Thinking about yourself and how you appear to others takes you out of the moment. When in a situation you already feel anxious about, focusing on the anxious feeling worsens it. Instead of focusing on what’s going on in your head, think instead of what’s happening around you and how you are a part of that. Mindfulness blurs the line that exists between yourself and others. Without feelings of self-consciousness, you’re able to witness the passing of feelings and perception of being evaluated by others without feeling threatened and taking it personally.

Savoring

Being so caught up in our thoughts prevents us from truly experiencing and enjoying our own lives. Instead of appreciating what we’re experiencing, we think of when the next time we’ll get to experience this again is or how the experience could be better. Learning how to direct your attention allows you to become an expert at savoring the present moment. No matter what the moment is, take note of how you’re feeling in all of your senses. Taking a few extra minutes to savor daily activities helps you to feel more joy and happiness and fewer depressive symptoms. Savor the taste of food, rather than gulping it down. Savor the feeling of fresh air as you walk to your car rather than re-playing what happened in your meeting.

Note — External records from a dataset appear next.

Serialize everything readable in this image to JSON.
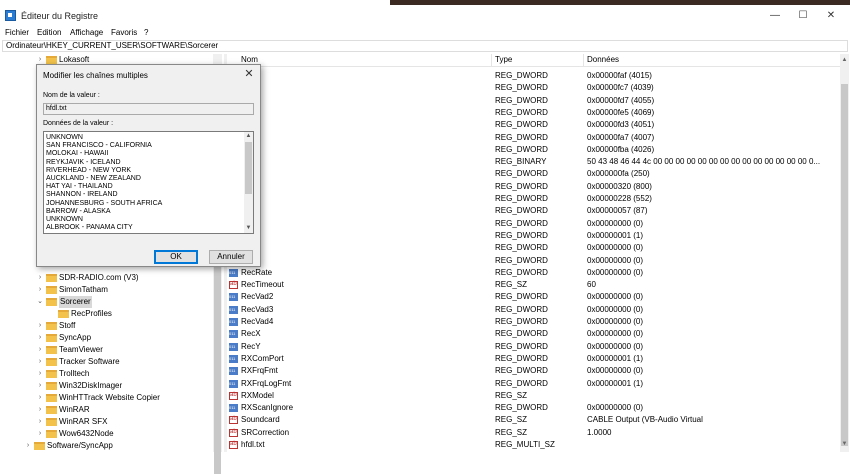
{
  "window": {
    "title": "Éditeur du Registre",
    "controls": {
      "minimize": "—",
      "maximize": "☐",
      "close": "✕"
    }
  },
  "menu": [
    "Fichier",
    "Edition",
    "Affichage",
    "Favoris",
    "?"
  ],
  "address": "Ordinateur\\HKEY_CURRENT_USER\\SOFTWARE\\Sorcerer",
  "tree": [
    {
      "label": "Lokasoft",
      "indent": 1,
      "chev": ">"
    },
    {
      "label": "SDR-RADIO.com (V3)",
      "indent": 1,
      "chev": ">"
    },
    {
      "label": "SimonTatham",
      "indent": 1,
      "chev": ">"
    },
    {
      "label": "Sorcerer",
      "indent": 1,
      "chev": "v",
      "selected": true
    },
    {
      "label": "RecProfiles",
      "indent": 2,
      "chev": ""
    },
    {
      "label": "Stoff",
      "indent": 1,
      "chev": ">"
    },
    {
      "label": "SyncApp",
      "indent": 1,
      "chev": ">"
    },
    {
      "label": "TeamViewer",
      "indent": 1,
      "chev": ">"
    },
    {
      "label": "Tracker Software",
      "indent": 1,
      "chev": ">"
    },
    {
      "label": "Trolltech",
      "indent": 1,
      "chev": ">"
    },
    {
      "label": "Win32DiskImager",
      "indent": 1,
      "chev": ">"
    },
    {
      "label": "WinHTTrack Website Copier",
      "indent": 1,
      "chev": ">"
    },
    {
      "label": "WinRAR",
      "indent": 1,
      "chev": ">"
    },
    {
      "label": "WinRAR SFX",
      "indent": 1,
      "chev": ">"
    },
    {
      "label": "Wow6432Node",
      "indent": 1,
      "chev": ">"
    },
    {
      "label": "Software/SyncApp",
      "indent": 0,
      "chev": ">"
    }
  ],
  "columns": {
    "name": "Nom",
    "type": "Type",
    "data": "Données"
  },
  "values": [
    {
      "name": "e",
      "type": "REG_DWORD",
      "data": "0x00000faf (4015)",
      "icon": "dword"
    },
    {
      "name": "",
      "type": "REG_DWORD",
      "data": "0x00000fc7 (4039)",
      "icon": "dword"
    },
    {
      "name": "s",
      "type": "REG_DWORD",
      "data": "0x00000fd7 (4055)",
      "icon": "dword"
    },
    {
      "name": "r",
      "type": "REG_DWORD",
      "data": "0x00000fe5 (4069)",
      "icon": "dword"
    },
    {
      "name": "d",
      "type": "REG_DWORD",
      "data": "0x00000fd3 (4051)",
      "icon": "dword"
    },
    {
      "name": "",
      "type": "REG_DWORD",
      "data": "0x00000fa7 (4007)",
      "icon": "dword"
    },
    {
      "name": "",
      "type": "REG_DWORD",
      "data": "0x00000fba (4026)",
      "icon": "dword"
    },
    {
      "name": "onf",
      "type": "REG_BINARY",
      "data": "50 43 48 46 44 4c 00 00 00 00 00 00 00 00 00 00 00 00 00 00 0...",
      "icon": "bin"
    },
    {
      "name": "H",
      "type": "REG_DWORD",
      "data": "0x000000fa (250)",
      "icon": "dword"
    },
    {
      "name": "W",
      "type": "REG_DWORD",
      "data": "0x00000320 (800)",
      "icon": "dword"
    },
    {
      "name": "X",
      "type": "REG_DWORD",
      "data": "0x00000228 (552)",
      "icon": "dword"
    },
    {
      "name": "Y",
      "type": "REG_DWORD",
      "data": "0x00000057 (87)",
      "icon": "dword"
    },
    {
      "name": "f2",
      "type": "REG_DWORD",
      "data": "0x00000000 (0)",
      "icon": "dword"
    },
    {
      "name": "f3",
      "type": "REG_DWORD",
      "data": "0x00000001 (1)",
      "icon": "dword"
    },
    {
      "name": "f4",
      "type": "REG_DWORD",
      "data": "0x00000000 (0)",
      "icon": "dword"
    },
    {
      "name": "gging",
      "type": "REG_DWORD",
      "data": "0x00000000 (0)",
      "icon": "dword"
    },
    {
      "name": "RecRate",
      "type": "REG_DWORD",
      "data": "0x00000000 (0)",
      "icon": "dword"
    },
    {
      "name": "RecTimeout",
      "type": "REG_SZ",
      "data": "60",
      "icon": "sz"
    },
    {
      "name": "RecVad2",
      "type": "REG_DWORD",
      "data": "0x00000000 (0)",
      "icon": "dword"
    },
    {
      "name": "RecVad3",
      "type": "REG_DWORD",
      "data": "0x00000000 (0)",
      "icon": "dword"
    },
    {
      "name": "RecVad4",
      "type": "REG_DWORD",
      "data": "0x00000000 (0)",
      "icon": "dword"
    },
    {
      "name": "RecX",
      "type": "REG_DWORD",
      "data": "0x00000000 (0)",
      "icon": "dword"
    },
    {
      "name": "RecY",
      "type": "REG_DWORD",
      "data": "0x00000000 (0)",
      "icon": "dword"
    },
    {
      "name": "RXComPort",
      "type": "REG_DWORD",
      "data": "0x00000001 (1)",
      "icon": "dword"
    },
    {
      "name": "RXFrqFmt",
      "type": "REG_DWORD",
      "data": "0x00000000 (0)",
      "icon": "dword"
    },
    {
      "name": "RXFrqLogFmt",
      "type": "REG_DWORD",
      "data": "0x00000001 (1)",
      "icon": "dword"
    },
    {
      "name": "RXModel",
      "type": "REG_SZ",
      "data": "",
      "icon": "sz"
    },
    {
      "name": "RXScanIgnore",
      "type": "REG_DWORD",
      "data": "0x00000000 (0)",
      "icon": "dword"
    },
    {
      "name": "Soundcard",
      "type": "REG_SZ",
      "data": "CABLE Output (VB-Audio Virtual",
      "icon": "sz"
    },
    {
      "name": "SRCorrection",
      "type": "REG_SZ",
      "data": "1.0000",
      "icon": "sz"
    },
    {
      "name": "hfdl.txt",
      "type": "REG_MULTI_SZ",
      "data": "",
      "icon": "sz"
    }
  ],
  "dialog": {
    "title": "Modifier les chaînes multiples",
    "close": "✕",
    "name_label": "Nom de la valeur :",
    "name_value": "hfdl.txt",
    "data_label": "Données de la valeur :",
    "lines": [
      "UNKNOWN",
      "SAN FRANCISCO - CALIFORNIA",
      "MOLOKAI - HAWAII",
      "REYKJAVIK - ICELAND",
      "RIVERHEAD - NEW YORK",
      "AUCKLAND - NEW ZEALAND",
      "HAT YAI - THAILAND",
      "SHANNON - IRELAND",
      "JOHANNESBURG - SOUTH AFRICA",
      "BARROW - ALASKA",
      "UNKNOWN",
      "ALBROOK - PANAMA CITY"
    ],
    "ok": "OK",
    "cancel": "Annuler"
  }
}
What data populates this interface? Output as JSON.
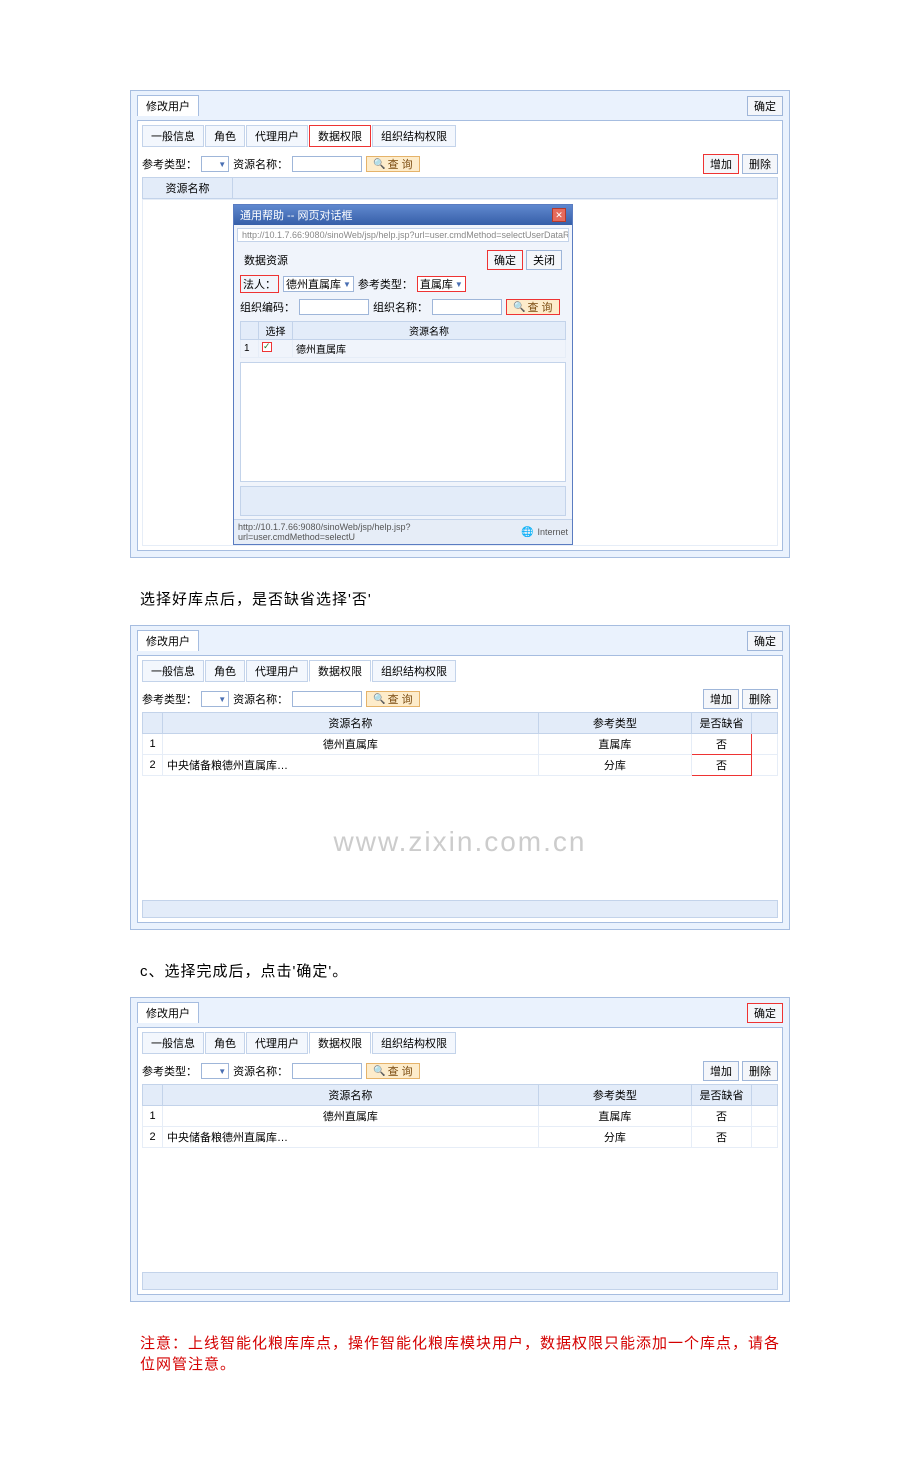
{
  "s1": {
    "windowTab": "修改用户",
    "confirm": "确定",
    "tabs": {
      "general": "一般信息",
      "role": "角色",
      "proxy": "代理用户",
      "data": "数据权限",
      "org": "组织结构权限"
    },
    "ref_type_label": "参考类型：",
    "res_name_label": "资源名称：",
    "search": "查 询",
    "add": "增加",
    "del": "删除",
    "col_res": "资源名称",
    "dialog": {
      "title": "通用帮助 -- 网页对话框",
      "url": "http://10.1.7.66:9080/sinoWeb/jsp/help.jsp?url=user.cmdMethod=selectUserDataResMtree%18%CAD%",
      "dataRes": "数据资源",
      "confirm": "确定",
      "close": "关闭",
      "legal_label": "法人：",
      "legal_value": "德州直属库",
      "ref_type_label": "参考类型：",
      "ref_type_value": "直属库",
      "org_code_label": "组织编码：",
      "org_name_label": "组织名称：",
      "search": "查 询",
      "col_sel": "选择",
      "col_res": "资源名称",
      "row1": "德州直属库",
      "footer": "http://10.1.7.66:9080/sinoWeb/jsp/help.jsp?url=user.cmdMethod=selectU",
      "footer_net": "Internet"
    }
  },
  "cap1": "选择好库点后，是否缺省选择'否'",
  "s2": {
    "windowTab": "修改用户",
    "confirm": "确定",
    "tabs": {
      "general": "一般信息",
      "role": "角色",
      "proxy": "代理用户",
      "data": "数据权限",
      "org": "组织结构权限"
    },
    "ref_type_label": "参考类型：",
    "res_name_label": "资源名称：",
    "search": "查 询",
    "add": "增加",
    "del": "删除",
    "col_res": "资源名称",
    "col_type": "参考类型",
    "col_def": "是否缺省",
    "rows": [
      {
        "n": "1",
        "res": "德州直属库",
        "type": "直属库",
        "def": "否"
      },
      {
        "n": "2",
        "res": "中央储备粮德州直属库…",
        "type": "分库",
        "def": "否"
      }
    ],
    "watermark": "www.zixin.com.cn"
  },
  "cap2": "c、选择完成后，点击'确定'。",
  "s3": {
    "windowTab": "修改用户",
    "confirm": "确定",
    "tabs": {
      "general": "一般信息",
      "role": "角色",
      "proxy": "代理用户",
      "data": "数据权限",
      "org": "组织结构权限"
    },
    "ref_type_label": "参考类型：",
    "res_name_label": "资源名称：",
    "search": "查 询",
    "add": "增加",
    "del": "删除",
    "col_res": "资源名称",
    "col_type": "参考类型",
    "col_def": "是否缺省",
    "rows": [
      {
        "n": "1",
        "res": "德州直属库",
        "type": "直属库",
        "def": "否"
      },
      {
        "n": "2",
        "res": "中央储备粮德州直属库…",
        "type": "分库",
        "def": "否"
      }
    ]
  },
  "note": "注意：上线智能化粮库库点，操作智能化粮库模块用户，数据权限只能添加一个库点，请各位网管注意。"
}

Savor the smell of your favorite cologne, perfume or lotion to bring yourself into the moment. Because the majority of negative thoughts involve the past or future, thinking in the present forces you to stop ruminating on the past and stop catastrophizing about the future.

Acceptance

When faced with pain or discomfort, our natural reaction is to avoid it. Resisting unpleasant feelings and thoughts means you don’t have to face them. Humans have two types of emotions: primary and secondary. Secondary emotions are ones that we feel around other feelings. When we feel stressed out about being busy at work, the primary emotion is the stress surrounding your workload. The secondary emotion is hating feeling stressed. Instead of fighting these emotions, allow yourself to take them in. Be open to how you feel in the present moment without judging your feelings or trying to push them away. Focusing on your secondary emotions instead of feeling your primary ones actually prolongs the negative feelings. Accepting these emotions doesn’t mean you like them and want to feel this way forever. It instead means that there are some things you can’t change, and how you feel right now is one of those things. Accepting your feelings doesn’t mean resigning to them.

Applying these three techniques will help you develop PRESENCE. When you are able to bring your presence to each situation in your life, be it at work, in your relationship, or even when hanging out with friends, the quality of your life experience will increase dramatically.